E ciò onde sommamente appare, quanto cosí nobile arte giovi a far beato, si è che il saggio, solamente suo posseditore, per suo mezzo opera questa sí utile, ma poco meno che impossibil maraviglia del sapersi convenir con cose tanto differenti, cosí agevolmente, ch’egli è come il pesce stella, il quale suol render molli le piú dure cose, sol ch’ei le tocchi. Nulla è tanto insuperabile alla forza, che non possa restar vinto dalla destrezza. Que’ smisuratissimi elefanti, che agli arieti de lo stesso Pirro poliorcetico starebbon saldi piú che del guardingo Acrisio la ferrata torre, annodati dalle spire dei pieghevoli serpenti vanno per terra. E quel fiume, che se tu l’affronti in un sol letto, scuote alteramente il giogo de’ piú forti pomi, e inghiottirebbe a un sol sorso un’oste intiera, benché fatta tutta d’ippomedonti, scematagli da Ciro la possanza col moltiplicarli i rami, fatto si rimira scherzo e scherno a’ piedi delle donzelle. Tutto sta l’aver non meno l’animo pieghevole, che s’abbiano ammirabilmente i taprobani le ossa, in ritrovar la vena nello affar che si maneggia, come chi trovatala in un sasso il frange, benché sia durissimo, col nudo pugno. Le pitture vogliono essere riguardate alla propria luce, le faccende vogliono essere prese nel proprio verso. Il quadro di Passone, se i! voltavi per un capo ti rappresentava un bel cavallo voltolantesi per terra nella polve con le gambe all’aria, se per l’altro, un corridor ne’ giuochi olimpici volante per la meta, e coronato dalla polve ch’ei facea sorgere con le sue piante. Ma qual Giove omerico giammai con occhio sí sagace e destro riguardava ora alla Tracia e or a’ Misi, come il saggio tutto a un tempo, a conseguire la sudetta agevolezza, mira le [p. 240 modifica] occasioni, le persone, i luoghi, e tutte le altre circostanze nell’operare? Se gli affari, ch’egli ha per le mani, sono vari, ei per adattarsi ad essi ha tutti que’ colori, onde la volpe si pregiava di aver l’animo fregiato quando il pardo facea pompa innanzi ad essa delle macchie della sua pelle.

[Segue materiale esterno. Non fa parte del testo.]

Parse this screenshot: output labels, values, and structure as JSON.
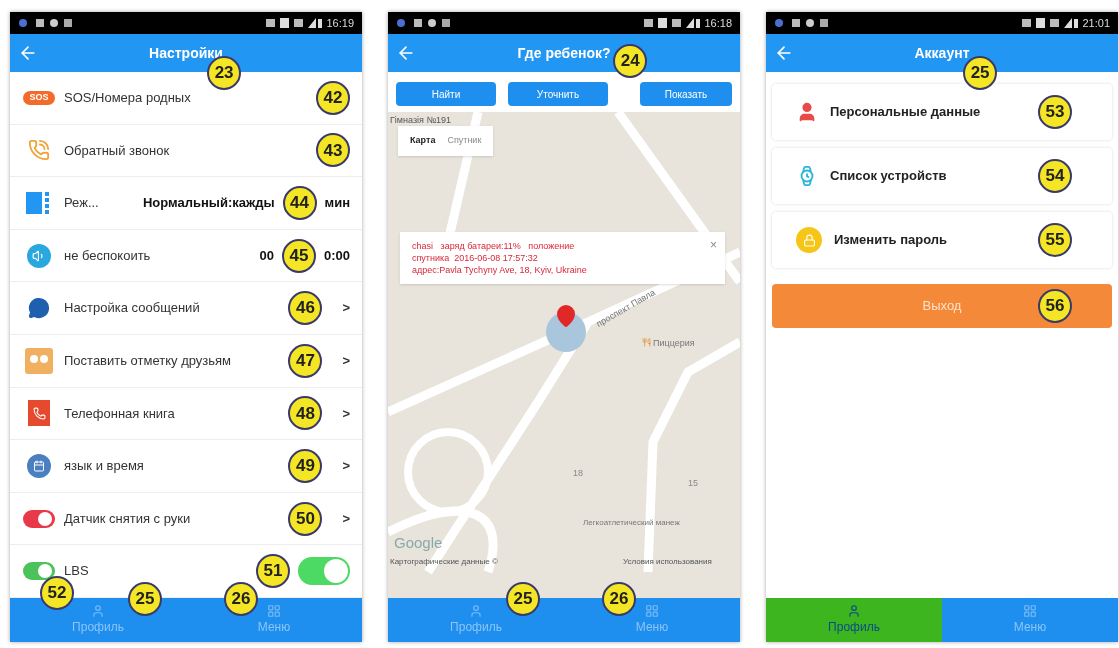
{
  "screens": [
    {
      "kind": "settings",
      "status_time": "16:19",
      "title": "Настройки",
      "title_callout": "23",
      "rows": [
        {
          "kind": "sos",
          "icon_text": "SOS",
          "label": "SOS/Номера родных",
          "callout": "42"
        },
        {
          "kind": "callback",
          "label": "Обратный звонок",
          "callout": "43"
        },
        {
          "kind": "mode",
          "label": "Реж...",
          "value": "Нормальный:кажды",
          "callout": "44",
          "value_after": "мин"
        },
        {
          "kind": "dnd",
          "label": "не беспокоить",
          "value": "00",
          "callout": "45",
          "value_after": "0:00"
        },
        {
          "kind": "message",
          "label": "Настройка сообщений",
          "callout": "46",
          "arrow": ">"
        },
        {
          "kind": "friends",
          "label": "Поставить отметку друзьям",
          "callout": "47",
          "arrow": ">"
        },
        {
          "kind": "phonebook",
          "label": "Телефонная книга",
          "callout": "48",
          "arrow": ">"
        },
        {
          "kind": "language",
          "label": "язык и время",
          "callout": "49",
          "arrow": ">"
        },
        {
          "kind": "wrist",
          "label": "Датчик снятия с руки",
          "callout": "50",
          "arrow": ">"
        },
        {
          "kind": "lbs",
          "label": "LBS",
          "callout": "51",
          "switch": {
            "on": true
          }
        }
      ],
      "nav": {
        "leading_callout": "52",
        "items": [
          {
            "kind": "profile",
            "label": "Профиль",
            "selected": false,
            "callout": "25"
          },
          {
            "kind": "menu",
            "label": "Меню",
            "selected": false,
            "callout": "26"
          }
        ]
      }
    },
    {
      "kind": "map",
      "status_time": "16:18",
      "title": "Где ребенок?",
      "title_callout": "24",
      "buttons": [
        {
          "label": "Найти"
        },
        {
          "label": "Уточнить"
        },
        {
          "label": "Показать"
        }
      ],
      "map": {
        "layers": [
          {
            "label": "Карта",
            "selected": true
          },
          {
            "label": "Спутник",
            "selected": false
          }
        ],
        "labels": [
          {
            "kind": "poi",
            "text": "Гімназія №191"
          },
          {
            "kind": "street",
            "text": "проспект Павла"
          },
          {
            "kind": "restaurant",
            "text": "Пиццерия"
          },
          {
            "kind": "building",
            "text": "18"
          },
          {
            "kind": "building2",
            "text": "15"
          },
          {
            "kind": "landmark",
            "text": "Легкоатлетический манеж"
          },
          {
            "kind": "logo",
            "text": "Google"
          },
          {
            "kind": "attribution",
            "text": "Картографические данные ©"
          },
          {
            "kind": "terms",
            "text": "Условия использования"
          }
        ],
        "info": {
          "lines": [
            "chasi   заряд батареи:11%   положение",
            "спутника  2016-06-08 17:57:32",
            "адрес:Pavla Tychyny Ave, 18, Kyiv, Ukraine"
          ],
          "close": "×"
        }
      },
      "nav": {
        "items": [
          {
            "kind": "profile",
            "label": "Профиль",
            "selected": false,
            "callout": "25"
          },
          {
            "kind": "menu",
            "label": "Меню",
            "selected": false,
            "callout": "26"
          }
        ]
      }
    },
    {
      "kind": "account",
      "status_time": "21:01",
      "title": "Аккаунт",
      "title_callout": "25",
      "items": [
        {
          "kind": "personal",
          "label": "Персональные данные",
          "callout": "53"
        },
        {
          "kind": "devices",
          "label": "Список устройств",
          "callout": "54"
        },
        {
          "kind": "password",
          "label": "Изменить пароль",
          "callout": "55"
        }
      ],
      "logout": {
        "label": "Выход",
        "callout": "56"
      },
      "nav": {
        "items": [
          {
            "kind": "profile",
            "label": "Профиль",
            "selected": true
          },
          {
            "kind": "menu",
            "label": "Меню",
            "selected": false
          }
        ]
      }
    }
  ]
}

Le ceraste hanno il color di quell’arena, sopra cui serpeggiano, onde contro lor piaghe non è riparo. Il saggio, col confarsi al luogo dov’ei si trova, tocca sempre il segno dove ha la mira. Né è pericol mai, ch’egli si lasci uscir di bocca, come scioccamente sacciutello disse Isocrate, trovandosi a un banchetto, e intento a romper il silenzio: — Le cose, dove io vaglio, non son qui proporzionate, e in quelle che qui son proporzionate, nulla vagl’io; — perch’il saggio è nuova e ingegnosa iena, che sa esser ora femina ed or maschio, nell’usar ora la fortezza ora la piacevolezza secondo i luoghi.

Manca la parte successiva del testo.